NCR Atleos - Atlanta, GA
posted 4 months ago
We are looking for a Site Reliability Engineer (SRE) at NCR Atleos, headquartered in Atlanta, who will initially focus on production AppOps. The ideal candidate will be responsible for building scalable systems using best practices around automation to improve reliability, velocity, and enable monitoring of the operational health of stacks throughout their life-cycle. This includes metrics collection, aggregation, and visualization. As a member of the SRE team, you will support NCR's Financial Services business unit, product, and technology teams to enhance the design and operation of systems, ensuring they are scalable, reliable, and efficient while maintaining high availability of products and services primarily residing in the cloud. The SRE will play a crucial role in influencing the development and implementation of reliable production systems and services to meet emerging business needs, such as Cloud-based SaaS. SREs take pride in the resiliency and stability of production systems while being committed to innovation and operational improvement through the application of software engineering practices to operations. You will facilitate innovation and operational improvement by making our products easier to adopt and use through enhancements to the product, tools, processes, and documentation. The goal is to achieve six 9's or better in availability/uptime. In this role, you will be responsible for maintaining and scaling production services and servers for complex and high throughput cloud services.
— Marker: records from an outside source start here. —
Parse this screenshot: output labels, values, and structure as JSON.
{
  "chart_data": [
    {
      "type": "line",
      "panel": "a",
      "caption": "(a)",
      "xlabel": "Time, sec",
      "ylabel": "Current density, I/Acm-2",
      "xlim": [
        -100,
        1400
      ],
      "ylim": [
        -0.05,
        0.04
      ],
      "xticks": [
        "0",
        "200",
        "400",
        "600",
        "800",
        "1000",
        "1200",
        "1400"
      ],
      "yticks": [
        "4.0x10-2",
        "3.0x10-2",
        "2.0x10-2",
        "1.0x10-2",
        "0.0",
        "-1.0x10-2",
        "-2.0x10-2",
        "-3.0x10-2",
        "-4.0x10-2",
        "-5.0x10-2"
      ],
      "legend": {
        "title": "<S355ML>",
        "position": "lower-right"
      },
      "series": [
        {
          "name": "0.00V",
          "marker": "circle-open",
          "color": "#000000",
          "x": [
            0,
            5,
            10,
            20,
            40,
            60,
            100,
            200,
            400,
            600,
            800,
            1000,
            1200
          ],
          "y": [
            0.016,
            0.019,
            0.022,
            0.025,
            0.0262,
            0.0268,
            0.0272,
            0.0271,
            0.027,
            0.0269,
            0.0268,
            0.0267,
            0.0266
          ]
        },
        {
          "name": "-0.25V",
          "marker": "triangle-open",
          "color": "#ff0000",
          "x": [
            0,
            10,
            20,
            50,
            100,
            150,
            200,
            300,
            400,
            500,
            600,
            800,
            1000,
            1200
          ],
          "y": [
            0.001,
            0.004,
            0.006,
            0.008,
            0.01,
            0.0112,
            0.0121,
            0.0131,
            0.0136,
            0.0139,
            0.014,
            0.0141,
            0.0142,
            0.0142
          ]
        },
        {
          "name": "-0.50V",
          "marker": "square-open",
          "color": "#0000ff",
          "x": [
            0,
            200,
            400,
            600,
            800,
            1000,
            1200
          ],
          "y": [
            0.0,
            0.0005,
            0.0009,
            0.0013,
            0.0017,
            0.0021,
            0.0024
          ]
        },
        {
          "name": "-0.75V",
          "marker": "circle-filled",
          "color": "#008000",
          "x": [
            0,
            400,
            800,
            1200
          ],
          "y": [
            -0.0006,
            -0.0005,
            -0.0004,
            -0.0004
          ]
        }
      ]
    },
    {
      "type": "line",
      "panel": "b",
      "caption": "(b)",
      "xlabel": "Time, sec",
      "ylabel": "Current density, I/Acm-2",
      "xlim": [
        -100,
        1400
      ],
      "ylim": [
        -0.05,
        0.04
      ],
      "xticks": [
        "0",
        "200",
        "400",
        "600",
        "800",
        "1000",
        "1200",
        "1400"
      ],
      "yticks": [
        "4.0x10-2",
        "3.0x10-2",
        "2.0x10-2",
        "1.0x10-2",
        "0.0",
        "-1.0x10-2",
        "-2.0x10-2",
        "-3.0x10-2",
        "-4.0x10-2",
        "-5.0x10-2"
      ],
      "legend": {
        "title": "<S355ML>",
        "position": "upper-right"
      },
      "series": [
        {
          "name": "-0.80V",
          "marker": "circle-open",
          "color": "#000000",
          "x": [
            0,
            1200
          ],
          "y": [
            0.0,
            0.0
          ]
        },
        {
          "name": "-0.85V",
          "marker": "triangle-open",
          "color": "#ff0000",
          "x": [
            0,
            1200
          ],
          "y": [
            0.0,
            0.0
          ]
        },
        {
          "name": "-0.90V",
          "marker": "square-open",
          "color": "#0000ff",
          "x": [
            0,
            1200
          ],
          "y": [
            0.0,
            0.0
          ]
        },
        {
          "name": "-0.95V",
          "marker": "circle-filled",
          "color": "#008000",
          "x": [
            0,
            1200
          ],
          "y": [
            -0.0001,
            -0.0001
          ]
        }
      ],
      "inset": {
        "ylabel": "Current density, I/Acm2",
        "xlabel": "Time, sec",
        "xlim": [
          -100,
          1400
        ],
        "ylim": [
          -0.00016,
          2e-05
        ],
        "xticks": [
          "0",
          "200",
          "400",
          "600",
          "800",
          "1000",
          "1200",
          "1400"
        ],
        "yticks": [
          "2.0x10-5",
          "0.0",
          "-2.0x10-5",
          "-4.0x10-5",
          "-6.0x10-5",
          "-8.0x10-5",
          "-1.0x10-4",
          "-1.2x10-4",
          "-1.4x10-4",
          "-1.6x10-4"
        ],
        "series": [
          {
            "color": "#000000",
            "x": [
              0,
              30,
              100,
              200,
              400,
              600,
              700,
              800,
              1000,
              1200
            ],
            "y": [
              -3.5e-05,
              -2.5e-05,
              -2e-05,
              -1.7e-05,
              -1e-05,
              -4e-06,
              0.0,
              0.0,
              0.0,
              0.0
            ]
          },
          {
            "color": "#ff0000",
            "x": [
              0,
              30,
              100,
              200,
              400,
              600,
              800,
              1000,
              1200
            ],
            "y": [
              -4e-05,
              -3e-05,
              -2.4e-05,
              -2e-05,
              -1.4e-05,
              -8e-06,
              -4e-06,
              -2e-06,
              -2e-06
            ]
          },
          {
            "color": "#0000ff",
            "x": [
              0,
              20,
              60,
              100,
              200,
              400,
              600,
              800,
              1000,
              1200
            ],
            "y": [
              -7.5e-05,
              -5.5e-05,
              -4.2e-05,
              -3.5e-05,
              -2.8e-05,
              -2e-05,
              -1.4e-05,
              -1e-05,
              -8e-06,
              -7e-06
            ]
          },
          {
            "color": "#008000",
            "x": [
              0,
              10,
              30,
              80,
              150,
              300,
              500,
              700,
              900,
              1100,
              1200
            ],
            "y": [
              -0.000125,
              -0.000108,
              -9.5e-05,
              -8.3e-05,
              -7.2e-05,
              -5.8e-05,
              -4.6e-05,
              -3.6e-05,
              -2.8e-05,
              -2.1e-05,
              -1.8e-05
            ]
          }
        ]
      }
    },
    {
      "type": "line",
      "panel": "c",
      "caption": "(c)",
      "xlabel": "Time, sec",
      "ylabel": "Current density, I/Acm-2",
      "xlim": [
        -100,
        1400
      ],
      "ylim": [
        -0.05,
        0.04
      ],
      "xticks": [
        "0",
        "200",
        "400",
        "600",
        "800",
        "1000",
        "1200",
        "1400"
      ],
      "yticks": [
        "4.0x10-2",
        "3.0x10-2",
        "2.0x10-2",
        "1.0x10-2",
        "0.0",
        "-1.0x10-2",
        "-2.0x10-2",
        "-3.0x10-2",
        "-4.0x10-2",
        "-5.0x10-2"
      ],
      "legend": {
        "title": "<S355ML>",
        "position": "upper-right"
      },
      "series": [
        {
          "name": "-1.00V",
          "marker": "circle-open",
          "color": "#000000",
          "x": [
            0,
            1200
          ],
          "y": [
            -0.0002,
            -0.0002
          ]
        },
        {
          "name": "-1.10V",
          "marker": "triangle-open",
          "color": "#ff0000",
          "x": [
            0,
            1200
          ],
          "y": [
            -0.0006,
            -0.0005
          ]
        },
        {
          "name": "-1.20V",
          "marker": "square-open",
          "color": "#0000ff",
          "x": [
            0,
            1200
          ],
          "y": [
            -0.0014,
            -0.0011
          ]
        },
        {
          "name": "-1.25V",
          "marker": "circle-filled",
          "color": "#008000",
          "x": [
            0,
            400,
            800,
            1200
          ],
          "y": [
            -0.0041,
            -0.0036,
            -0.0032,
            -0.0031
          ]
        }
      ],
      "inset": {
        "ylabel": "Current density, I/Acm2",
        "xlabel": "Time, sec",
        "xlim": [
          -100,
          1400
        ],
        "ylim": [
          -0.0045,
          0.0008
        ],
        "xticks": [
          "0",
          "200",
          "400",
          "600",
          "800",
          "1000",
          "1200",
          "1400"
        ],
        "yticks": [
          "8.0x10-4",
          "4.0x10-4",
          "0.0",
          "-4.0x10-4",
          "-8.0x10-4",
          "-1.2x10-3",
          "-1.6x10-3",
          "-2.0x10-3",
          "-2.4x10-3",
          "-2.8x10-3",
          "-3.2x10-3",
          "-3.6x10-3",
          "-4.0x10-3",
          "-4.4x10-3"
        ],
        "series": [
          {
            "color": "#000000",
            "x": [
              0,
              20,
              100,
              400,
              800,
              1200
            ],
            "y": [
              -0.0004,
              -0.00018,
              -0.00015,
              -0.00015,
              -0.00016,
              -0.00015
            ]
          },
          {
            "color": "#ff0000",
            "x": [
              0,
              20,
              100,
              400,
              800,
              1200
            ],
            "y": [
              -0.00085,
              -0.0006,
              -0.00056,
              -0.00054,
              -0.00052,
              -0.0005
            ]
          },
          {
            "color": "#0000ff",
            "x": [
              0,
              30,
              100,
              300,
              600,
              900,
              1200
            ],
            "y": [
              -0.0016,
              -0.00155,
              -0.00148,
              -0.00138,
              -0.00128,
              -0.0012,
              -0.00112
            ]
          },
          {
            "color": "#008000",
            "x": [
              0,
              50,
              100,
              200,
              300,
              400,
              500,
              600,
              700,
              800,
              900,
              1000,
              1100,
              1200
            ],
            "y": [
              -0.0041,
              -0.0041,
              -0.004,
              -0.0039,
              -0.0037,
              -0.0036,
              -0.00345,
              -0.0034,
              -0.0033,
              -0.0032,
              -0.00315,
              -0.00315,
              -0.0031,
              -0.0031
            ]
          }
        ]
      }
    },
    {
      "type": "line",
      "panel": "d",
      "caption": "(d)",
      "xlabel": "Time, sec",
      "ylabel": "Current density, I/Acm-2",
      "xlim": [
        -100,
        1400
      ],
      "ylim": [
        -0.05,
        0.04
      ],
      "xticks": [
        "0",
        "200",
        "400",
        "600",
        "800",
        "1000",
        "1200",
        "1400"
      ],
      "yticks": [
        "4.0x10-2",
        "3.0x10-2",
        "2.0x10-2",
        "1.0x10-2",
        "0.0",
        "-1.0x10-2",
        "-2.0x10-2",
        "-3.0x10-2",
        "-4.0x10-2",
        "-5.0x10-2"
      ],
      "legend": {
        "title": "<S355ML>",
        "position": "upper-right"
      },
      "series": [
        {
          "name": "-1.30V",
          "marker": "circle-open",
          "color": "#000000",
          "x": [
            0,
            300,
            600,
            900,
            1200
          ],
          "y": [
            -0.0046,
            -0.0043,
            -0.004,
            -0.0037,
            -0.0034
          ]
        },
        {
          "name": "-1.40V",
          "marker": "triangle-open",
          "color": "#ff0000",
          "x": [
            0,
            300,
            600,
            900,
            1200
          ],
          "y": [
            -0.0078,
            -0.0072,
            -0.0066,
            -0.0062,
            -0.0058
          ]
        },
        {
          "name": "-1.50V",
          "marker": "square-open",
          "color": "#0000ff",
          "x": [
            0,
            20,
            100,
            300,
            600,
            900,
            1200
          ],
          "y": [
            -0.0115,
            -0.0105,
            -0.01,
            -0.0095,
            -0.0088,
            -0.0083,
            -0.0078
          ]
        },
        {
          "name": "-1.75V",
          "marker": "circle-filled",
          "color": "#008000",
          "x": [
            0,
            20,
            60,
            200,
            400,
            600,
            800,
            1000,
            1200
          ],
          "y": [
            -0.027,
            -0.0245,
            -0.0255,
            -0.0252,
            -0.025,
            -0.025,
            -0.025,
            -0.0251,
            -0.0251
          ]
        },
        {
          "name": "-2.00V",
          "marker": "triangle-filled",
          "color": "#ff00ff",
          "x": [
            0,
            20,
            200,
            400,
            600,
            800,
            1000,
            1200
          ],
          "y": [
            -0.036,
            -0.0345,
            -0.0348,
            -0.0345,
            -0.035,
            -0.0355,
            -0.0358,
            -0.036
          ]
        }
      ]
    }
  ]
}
You will bridge and own the union between development, quality, security, and operations, improving scalability, service reliability, capacity, and performance. Your responsibilities will include writing automation code for provisioning and operating infrastructure at massive scale, participating in disaster recovery planning and execution, and collaborating with development teams to create SLIs, SLOs, and SLAs. You will also develop monitoring architecture, implement monitoring agents, build dashboards, manage escalations and alerts, and participate in incident management and root cause analysis (RCA).